Swedish truckmaker Scania said Tuesday it had appealed against an 880 million euro ($1.03 billion) fine imposed by the European Commission for alleged price-fixing and attempts to dodge costs for stricter pollution rules.
Scania, owned by German auto giant Volkswagen, was the only holdout in the European Union's massive cartel case in which five other truck builders admitted to wrongdoing and jointly received a record fine of three billion euros.
‘Scania has not entered into any pan-European agreement with other manufacturers with regard to pricing.
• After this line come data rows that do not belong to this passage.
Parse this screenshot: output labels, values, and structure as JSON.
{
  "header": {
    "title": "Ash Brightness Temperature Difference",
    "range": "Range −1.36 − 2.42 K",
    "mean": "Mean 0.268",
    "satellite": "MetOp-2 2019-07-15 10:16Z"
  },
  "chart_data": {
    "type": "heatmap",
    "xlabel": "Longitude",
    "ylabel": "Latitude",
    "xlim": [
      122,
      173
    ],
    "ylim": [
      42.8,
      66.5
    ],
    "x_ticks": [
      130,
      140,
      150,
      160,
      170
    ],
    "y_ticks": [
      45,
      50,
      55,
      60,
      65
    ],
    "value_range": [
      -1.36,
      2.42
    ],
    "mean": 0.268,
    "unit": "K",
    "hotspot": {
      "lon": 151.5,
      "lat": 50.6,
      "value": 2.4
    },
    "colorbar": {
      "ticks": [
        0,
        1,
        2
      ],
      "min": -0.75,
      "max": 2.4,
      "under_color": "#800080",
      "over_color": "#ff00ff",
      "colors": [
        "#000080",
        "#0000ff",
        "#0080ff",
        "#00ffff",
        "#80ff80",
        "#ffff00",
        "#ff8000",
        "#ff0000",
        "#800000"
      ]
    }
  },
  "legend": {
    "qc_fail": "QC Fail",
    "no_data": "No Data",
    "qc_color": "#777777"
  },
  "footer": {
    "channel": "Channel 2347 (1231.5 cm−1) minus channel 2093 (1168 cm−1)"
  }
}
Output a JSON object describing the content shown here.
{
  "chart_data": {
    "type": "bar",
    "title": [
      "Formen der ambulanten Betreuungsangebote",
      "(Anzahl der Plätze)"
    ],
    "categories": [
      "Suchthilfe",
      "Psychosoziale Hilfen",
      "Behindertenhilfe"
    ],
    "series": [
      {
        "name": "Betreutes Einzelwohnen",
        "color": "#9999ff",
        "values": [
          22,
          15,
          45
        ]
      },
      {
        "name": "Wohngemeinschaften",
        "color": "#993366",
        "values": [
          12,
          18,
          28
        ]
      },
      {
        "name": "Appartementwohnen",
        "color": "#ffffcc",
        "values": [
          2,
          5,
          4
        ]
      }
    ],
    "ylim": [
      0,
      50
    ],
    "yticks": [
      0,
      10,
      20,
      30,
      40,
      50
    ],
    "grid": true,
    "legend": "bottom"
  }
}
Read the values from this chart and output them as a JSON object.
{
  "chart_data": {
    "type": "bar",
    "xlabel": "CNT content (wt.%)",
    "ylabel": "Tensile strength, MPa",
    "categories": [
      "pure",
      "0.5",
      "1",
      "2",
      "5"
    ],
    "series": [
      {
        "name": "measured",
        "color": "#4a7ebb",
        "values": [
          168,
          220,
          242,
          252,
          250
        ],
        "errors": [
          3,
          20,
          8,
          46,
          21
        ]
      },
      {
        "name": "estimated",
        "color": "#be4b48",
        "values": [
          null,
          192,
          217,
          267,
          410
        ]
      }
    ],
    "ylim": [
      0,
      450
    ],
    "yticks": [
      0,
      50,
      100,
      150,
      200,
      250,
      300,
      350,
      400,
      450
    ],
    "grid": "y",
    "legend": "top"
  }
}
Also, the company has not delayed the introduction of new engines compliant with EU legislation for exhaust emissions,’ the company said in a statement.
‘Scania has been cooperating fully with the European Commission by providing it with requested information and explanations throughout the entire investigation period,’ it added.
Daimler, DAF, Iveco, MAN and Volvo/Renault were hit with fines in July 2016. Along with Scania, they account for nine out of every 10 trucks sold in Europe.
The total penalty inflicted by Brussels against the truckmakers, including Scania, hit 3.8 billion euros, according to the European Commission, the EU's antitrust regulator.
Senior managers from Daimler, DAF, Iveco, MAN and Volvo/Renault hatched the plan at a secret meeting in a ‘cosy’ Brussels hotel, the commission said.
Germany's MAN tipped off the European Commission about the collusion at the highest level, triggering an investigation that began with raids on large truck manufacturers in 2011.
The charge sheet includes accusations of price-fixing, but also alleges the existence of a secret agreement by the companies to delay and then pass on the costs of anti-pollution technology to consumers.